Le premier éclair de la soirée fend le ciel, apporte une lumière jaillissante dans le ciel et bientôt s'en suit un coup de tonnerre assez puissant pour faire trembler les murs de la petite librairie. Depuis quelques jours, la chaleur est assommante, insoutenable. Ils doivent laisser les portes et les fenêtres des différents commerces ouvertes partout afin de laisser circuler un minimum d'air, même si celui-ci n'est pas frais pour autant. Forcément, le temps allait changer, craquer. Il est dix-huit heures six et normalement à cette époque de l'année le ciel devrait encore être clair. Mais là, il n'est plus qu'un énorme amas de nuages noirs, menaçants.
Depuis la caisse, Harry observe l'extérieur et l'averse qui ne va pas tarder à tomber. D'une seconde à l'autre. La tempête. Ils l'ont annoncé aux informations. Une dégradation climatique. Il tend le sachet avec les deux livres à la cliente qui lui sourit et se dépêche de sortir afin de rejoindre sa voiture. Avant le déluge. Harry sait qu'il n'y échappera pas. Sa journée se termine dans vingt cinq minutes et c'est à lui de fermer boutique ce soir. Le Jeudi est un jour très calme et il laisse généralement ses employés partir une heure avant la fermeture. Afin d'occuper son temps libre, il va ranger les derniers livres déplacés par certains clients dans les rayons quand la cloche de la porte d'entrée se fait entendre. Harry revient vers la caisse, il pensait avoir eu son dernier client de la journée après cette femme car personne ne serait assez fou pour se rendre dans une librairie par un temps pareil.
Son sourire chaleureux tombe lorsque son regard se pose sur la personne qui vient de franchir le seuil de la porte. Un soupir agacé sort d'entre ses lèvres qu'il serre entre elles pour ne pas faire de remarques mauvaises.

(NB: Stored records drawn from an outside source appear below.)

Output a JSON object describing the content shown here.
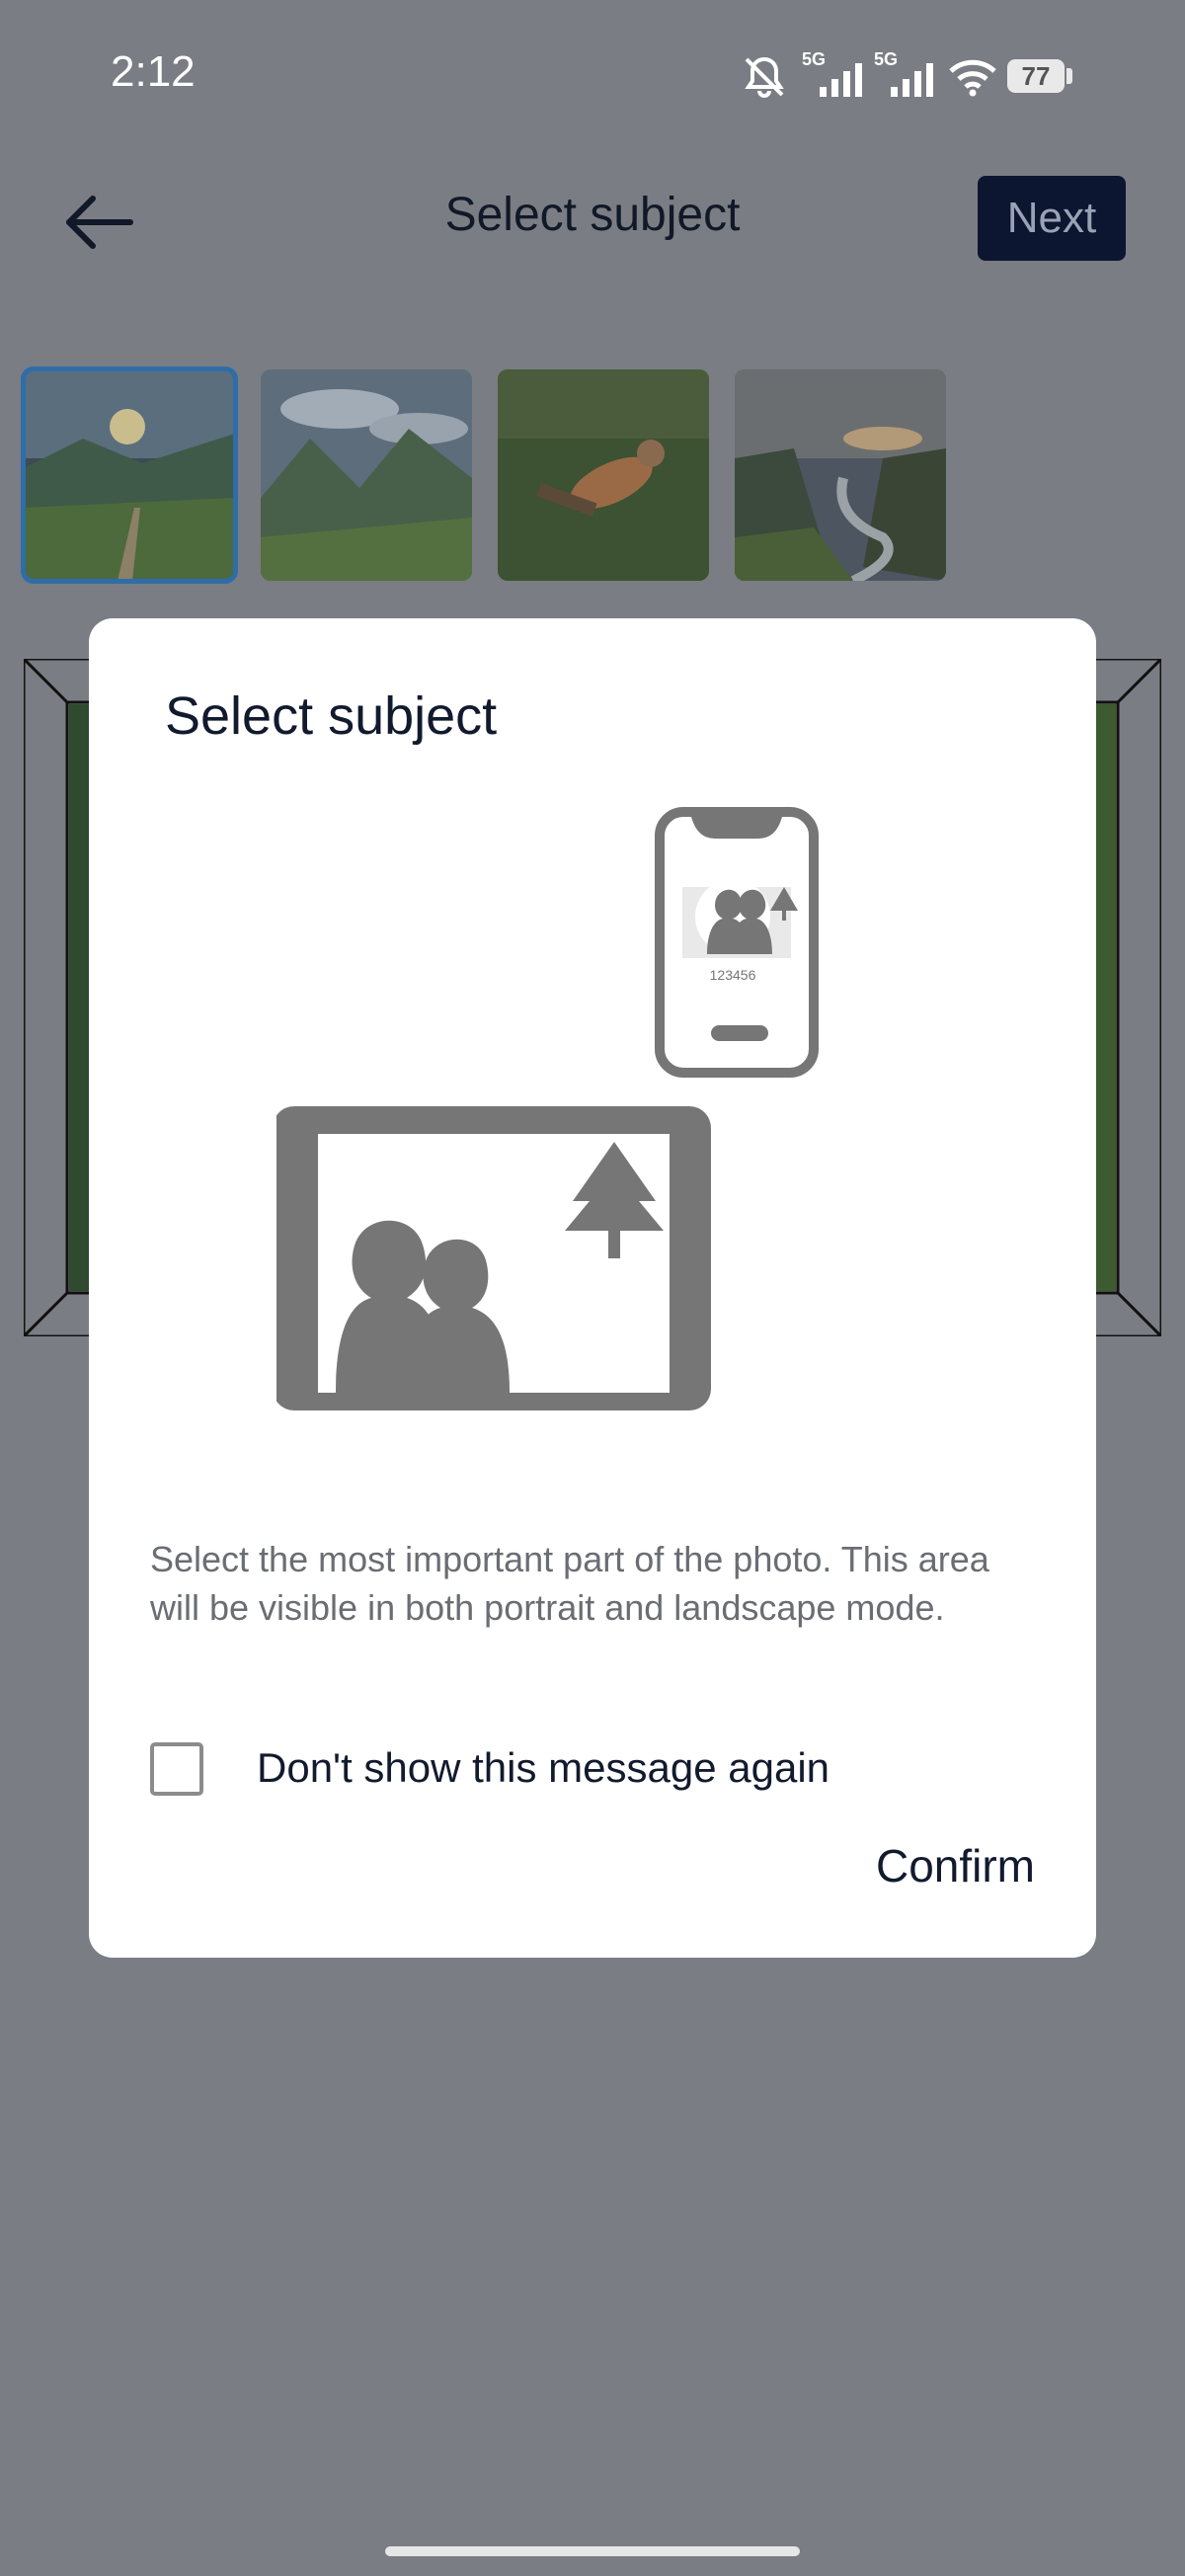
{
  "status_bar": {
    "time": "2:12",
    "network_1": "5G",
    "network_2": "5G",
    "battery": "77"
  },
  "header": {
    "title": "Select subject",
    "next_label": "Next"
  },
  "thumbnails": [
    {
      "name": "sunrise-valley-path",
      "selected": true
    },
    {
      "name": "mountain-village-valley",
      "selected": false
    },
    {
      "name": "person-lying-in-grass",
      "selected": false
    },
    {
      "name": "river-canyon-sunset",
      "selected": false
    }
  ],
  "dialog": {
    "title": "Select subject",
    "illustration_phone_text": "123456",
    "description": "Select the most important part of the photo. This area will be visible in both portrait and landscape mode.",
    "checkbox_label": "Don't show this message again",
    "checkbox_checked": false,
    "confirm_label": "Confirm"
  },
  "colors": {
    "overlay_background": "#7a7d83",
    "dialog_background": "#ffffff",
    "primary_text": "#121a2e",
    "secondary_text": "#6a6d73",
    "next_button_background": "#0d1630",
    "illustration_gray": "#767676",
    "illustration_arrow": "#d36a6a",
    "selected_thumb_border": "#2f6da8"
  }
}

– Qu'est-ce que tu fais là ?
– Ce que la plupart des personnes font quand elles rentrent dans une librairie, acheter un livre.
– Qu'est-ce que tu fais vraiment là ?
Cette conversation le mène déjà à bout de nerfs, il reprend les livres sur le comptoir de la caisse et retourne entre les rayons pour aller les ranger. Peut-être qu'en ne voyant pas son visage, il lui sera moins facile de s'énerver. Sauf que, évidemment, le nouvel arrivant le suit à la trace et laisse ses yeux reposer sur les étales de livres autour d'eux. Harry serre les dents et remet deux livres en place, se retourne ensuite vers lui, son visage tendu.
– Sérieusement est-ce que tu pourrais partir ?
– Pourquoi, ce n'est pas fermé encore ?
– Je suis le patron, c'est moi qui décide.
– Le client est roi.
Le sourire satisfait sur le visage du jeune homme en face de lui traduit sa victoire. De toutes manières, Harry savait qu'il avait perdu dès que son regard a rencontré le sien. Il n'a jamais gagné quoi que ce soit avec lui. Pas même des bouts de ruban adhésif pour réparer son coeur brisé en mille morceaux. Alors, il a appris à vivre avec le fait qu'il n'est rien de plus qu'un perdant. Et il n'a pas besoin de voir son visage tous les jours pour le lui rappeler. Vraiment pas besoin.
– Je vais fermer, de toutes façons.
– Bien, je peux t'emmener boire un café alors ?
Harry manque de s'étouffer. Il ne sait pas s'il doit rire ou hurler. Sur lui. Sur le monde entier. Il aurait dû partir comme il le voulait, s'enfuir, tout laisser derrière lui. Les souvenirs, bons ou mauvais. Ses mains se mettent à trembler autour des livres et il les serre si fort entre ses doigts qu'il a peur d'en abîmer la couverture. Mais il est obligé. Sinon, il va craquer. Il le sait, il le sent. La boule dans son estomac et les larmes affluer à ses yeux. Tout son passé lui remonter en travers de la gorge. C'est toujours comme ça.